Below is a simple exercise that might help reduce the odds of someone being a “prime murderer.”
1. Which of the following numbers are prime?
a) 919 b) 1,001 c) 1,763 d) 3,221 e) 8,081 f) 123,321
2. MAGA Math
a) The Pinocchio-in-Chief faces 91 criminal charges across four indictments, all of which he had pleaded not guilty. What are the chances that he is a prime suspect to these charges?
b) A “very stable genius” claimed to have an IQ of 211 (base p). Find the value of p.
c) The “MAGA-in-Chief” wanted a Secretary of State to find 11,780 votes, which would have given him one more than his Democratic opponent. Show that the requested number is not a prime number.

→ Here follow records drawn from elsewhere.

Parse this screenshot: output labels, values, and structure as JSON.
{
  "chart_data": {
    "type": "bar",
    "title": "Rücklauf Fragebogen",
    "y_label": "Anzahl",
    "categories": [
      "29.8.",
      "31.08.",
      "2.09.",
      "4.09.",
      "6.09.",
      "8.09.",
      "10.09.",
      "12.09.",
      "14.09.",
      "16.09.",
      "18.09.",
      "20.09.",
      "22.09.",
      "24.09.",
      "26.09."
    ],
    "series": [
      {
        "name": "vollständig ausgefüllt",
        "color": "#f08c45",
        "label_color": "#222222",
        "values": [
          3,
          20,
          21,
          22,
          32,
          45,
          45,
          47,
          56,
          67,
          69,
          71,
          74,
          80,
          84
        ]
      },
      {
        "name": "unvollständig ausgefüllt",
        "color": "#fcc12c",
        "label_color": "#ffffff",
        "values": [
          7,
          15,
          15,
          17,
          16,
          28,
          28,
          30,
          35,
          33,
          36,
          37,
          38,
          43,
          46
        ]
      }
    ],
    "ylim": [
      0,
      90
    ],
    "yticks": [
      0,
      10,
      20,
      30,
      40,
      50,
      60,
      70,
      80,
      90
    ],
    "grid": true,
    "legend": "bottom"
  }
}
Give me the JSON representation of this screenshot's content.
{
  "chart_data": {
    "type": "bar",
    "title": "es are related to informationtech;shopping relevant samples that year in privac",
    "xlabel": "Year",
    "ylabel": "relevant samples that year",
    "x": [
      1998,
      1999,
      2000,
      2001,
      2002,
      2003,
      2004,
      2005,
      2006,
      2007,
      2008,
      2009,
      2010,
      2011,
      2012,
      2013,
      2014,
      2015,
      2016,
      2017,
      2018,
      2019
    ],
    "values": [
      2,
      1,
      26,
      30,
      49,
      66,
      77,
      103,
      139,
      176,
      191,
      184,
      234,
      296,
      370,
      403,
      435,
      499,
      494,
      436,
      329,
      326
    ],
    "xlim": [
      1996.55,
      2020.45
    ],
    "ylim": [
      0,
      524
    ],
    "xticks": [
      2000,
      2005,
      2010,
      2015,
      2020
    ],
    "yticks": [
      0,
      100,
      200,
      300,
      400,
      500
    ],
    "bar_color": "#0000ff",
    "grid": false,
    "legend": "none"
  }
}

d) A judge determined that the ex-“Commander in Cheat” had overvalued his Mar-a-Lago property by 2,047% besides claiming that his penthouse in New York was three times its actual size. Is this a “prime percent”?
In Prime Suspects, when Prof. Gauss & team looked at the autopsies of the victims of two seemingly unrelated homicides, they discovered the shocking similarity between the structures of each body.
Let’s end with a prime factoid: The writers of The Simpsons and Futurama have been smuggling complex mathematical ideas into prime-time television for over a quarter of a century.
Primely yours
© Yan Kow Cheong, December 18, 2023.